Kekuatan aturan putusan Arbitrase baik melalui forum Arbitrase berskala nasional maupun secara Internasional ialah final dan binding. Dengan kata lain putusan tersebut ialah pribadi menjadi putusan tingkat pertama dan tingkat terakhir. Serta putusan menjadi mengikat para pihak dan secara otomatis tertutup pula upaya untuk banding, dan kasasi sesuai pasal 60 UU AAPS.
Pelaksanaan putusan arbitrase nasional diatur dalam Pasal 59-64 UU AAPS. Pada dasarnya para pihak harus melakukan putusan secara sukarela. Agar putusan arbitrase sanggup dipaksakan pelaksanaanya, putusan tersebut harus diserahkan dan didaftarkan pada kepaniteraan pengadilan negeri, dengan mendaftarkan dan menyerahkan lembar orisinil atau salinan autentik putusan arbitrase nasional oleh arbiter atau kuasanya ke panitera pengadilan negeri, dalam waktu 30 (tiga puluh) hari setelah putusan arbitase diucapkan.

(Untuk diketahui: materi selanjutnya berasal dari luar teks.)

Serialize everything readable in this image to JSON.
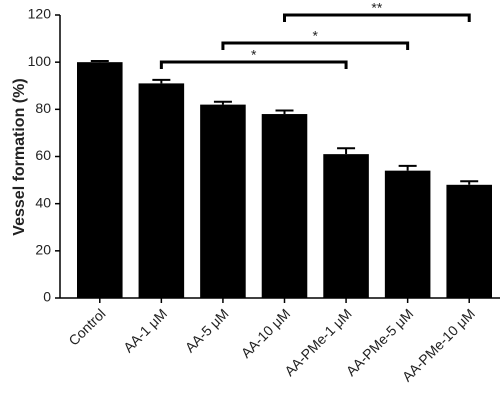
{
  "chart_data": {
    "type": "bar",
    "y_label": "Vessel formation (%)",
    "categories": [
      "Control",
      "AA-1 μM",
      "AA-5 μM",
      "AA-10 μM",
      "AA-PMe-1 μM",
      "AA-PMe-5 μM",
      "AA-PMe-10 μM"
    ],
    "values": [
      100,
      91,
      82,
      78,
      61,
      54,
      48
    ],
    "errors": [
      0.5,
      1.5,
      1.2,
      1.5,
      2.5,
      2,
      1.5
    ],
    "color": "#000000",
    "ylim": [
      0,
      120
    ],
    "yticks": [
      0,
      20,
      40,
      60,
      80,
      100,
      120
    ],
    "annotations": [
      {
        "from": 1,
        "to": 4,
        "text": "*"
      },
      {
        "from": 2,
        "to": 5,
        "text": "*"
      },
      {
        "from": 3,
        "to": 6,
        "text": "**"
      }
    ]
  }
}
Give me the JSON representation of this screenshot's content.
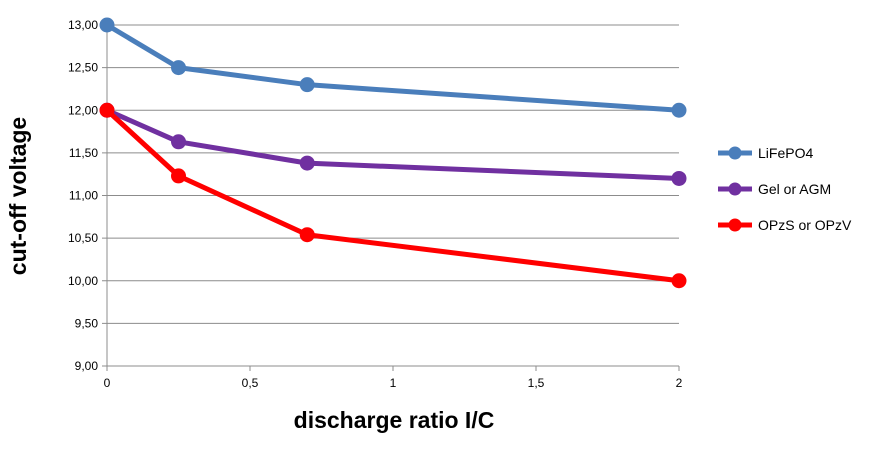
{
  "chart_data": {
    "type": "line",
    "title": "",
    "xlabel": "discharge ratio I/C",
    "ylabel": "cut-off voltage",
    "xlim": [
      0,
      2
    ],
    "ylim": [
      9,
      13
    ],
    "grid": true,
    "legend_position": "right",
    "x_ticks": [
      "0",
      "0,5",
      "1",
      "1,5",
      "2"
    ],
    "x_tick_values": [
      0,
      0.5,
      1,
      1.5,
      2
    ],
    "y_ticks": [
      "9,00",
      "9,50",
      "10,00",
      "10,50",
      "11,00",
      "11,50",
      "12,00",
      "12,50",
      "13,00"
    ],
    "y_tick_values": [
      9,
      9.5,
      10,
      10.5,
      11,
      11.5,
      12,
      12.5,
      13
    ],
    "x": [
      0,
      0.25,
      0.7,
      2
    ],
    "series": [
      {
        "name": "LiFePO4",
        "color": "#4a7ebb",
        "values": [
          13.0,
          12.5,
          12.3,
          12.0
        ]
      },
      {
        "name": "Gel or AGM",
        "color": "#7030a0",
        "values": [
          12.0,
          11.63,
          11.38,
          11.2
        ]
      },
      {
        "name": "OPzS or OPzV",
        "color": "#ff0000",
        "values": [
          12.0,
          11.23,
          10.54,
          10.0
        ]
      }
    ]
  }
}
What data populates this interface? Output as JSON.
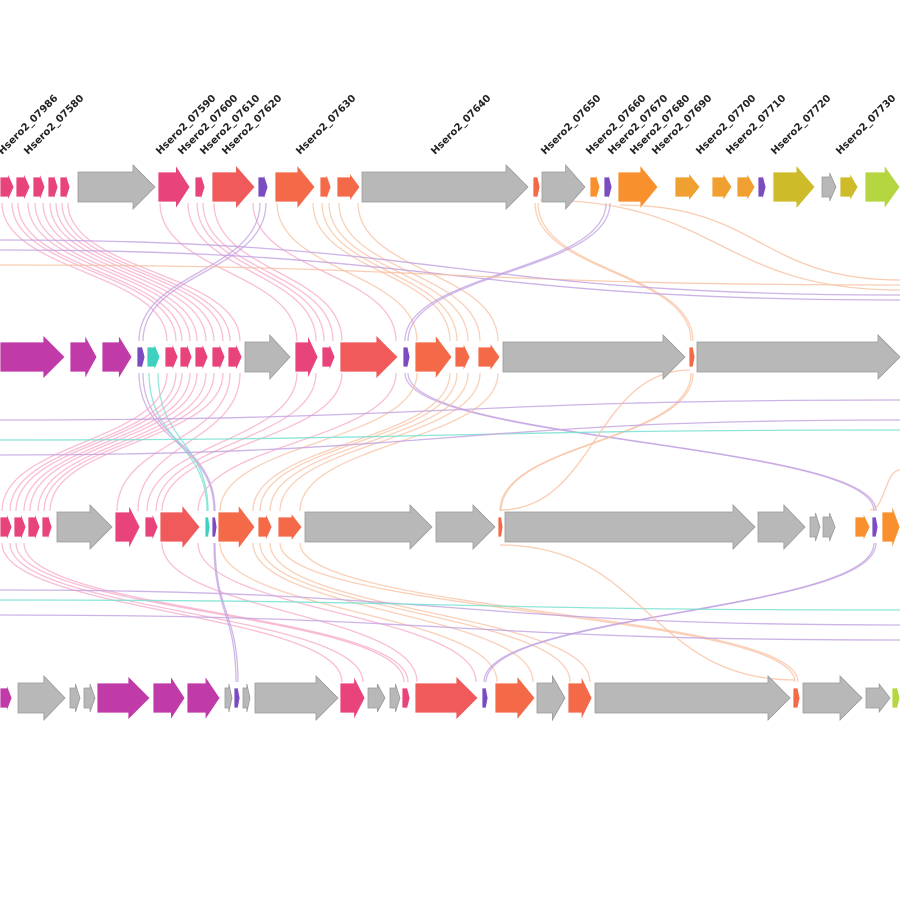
{
  "diagram": {
    "type": "gene-cluster-comparison",
    "gene_labels": [
      "Hsero2_07986",
      "Hsero2_07580",
      "Hsero2_07590",
      "Hsero2_07600",
      "Hsero2_07610",
      "Hsero2_07620",
      "Hsero2_07630",
      "Hsero2_07640",
      "Hsero2_07650",
      "Hsero2_07660",
      "Hsero2_07670",
      "Hsero2_07680",
      "Hsero2_07690",
      "Hsero2_07700",
      "Hsero2_07710",
      "Hsero2_07720",
      "Hsero2_07730"
    ],
    "colors": {
      "gray": "#b8b8b8",
      "pink": "#e8437a",
      "red": "#f05a5a",
      "orange_red": "#f46a48",
      "orange": "#f8902e",
      "amber": "#f0a030",
      "olive": "#cdbb2a",
      "lime": "#b5d640",
      "magenta": "#c03aa8",
      "purple": "#7a4cc0",
      "teal": "#40d0c0",
      "link_pink": "#f7a8c8",
      "link_purple": "#c0a0e0",
      "link_orange": "#f8c0a0",
      "link_teal": "#70e0d0"
    },
    "cluster_count": 4
  }
}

Putusan Arbitrase nasional bersifat mandiri, final dan mengikat. Putusan Arbitrase nasional bersifat mandiri, final dan mengikat (seperti putusan yang memiliki kekeuatan aturan tetap) sehingga Ketua Pengadilan Negeri tidak diperkenankan mengusut alasan atau pertimbangan dari putusan arbitrase nasional tersebut. Kewenangan mengusut yang dimiliki Ketua Pengadilan Negeri, terbatas pada investigasi secara formal terhadap putusan arbitrase nasional yang dijatuhkan oleh arbiter atau majelis arbitrase.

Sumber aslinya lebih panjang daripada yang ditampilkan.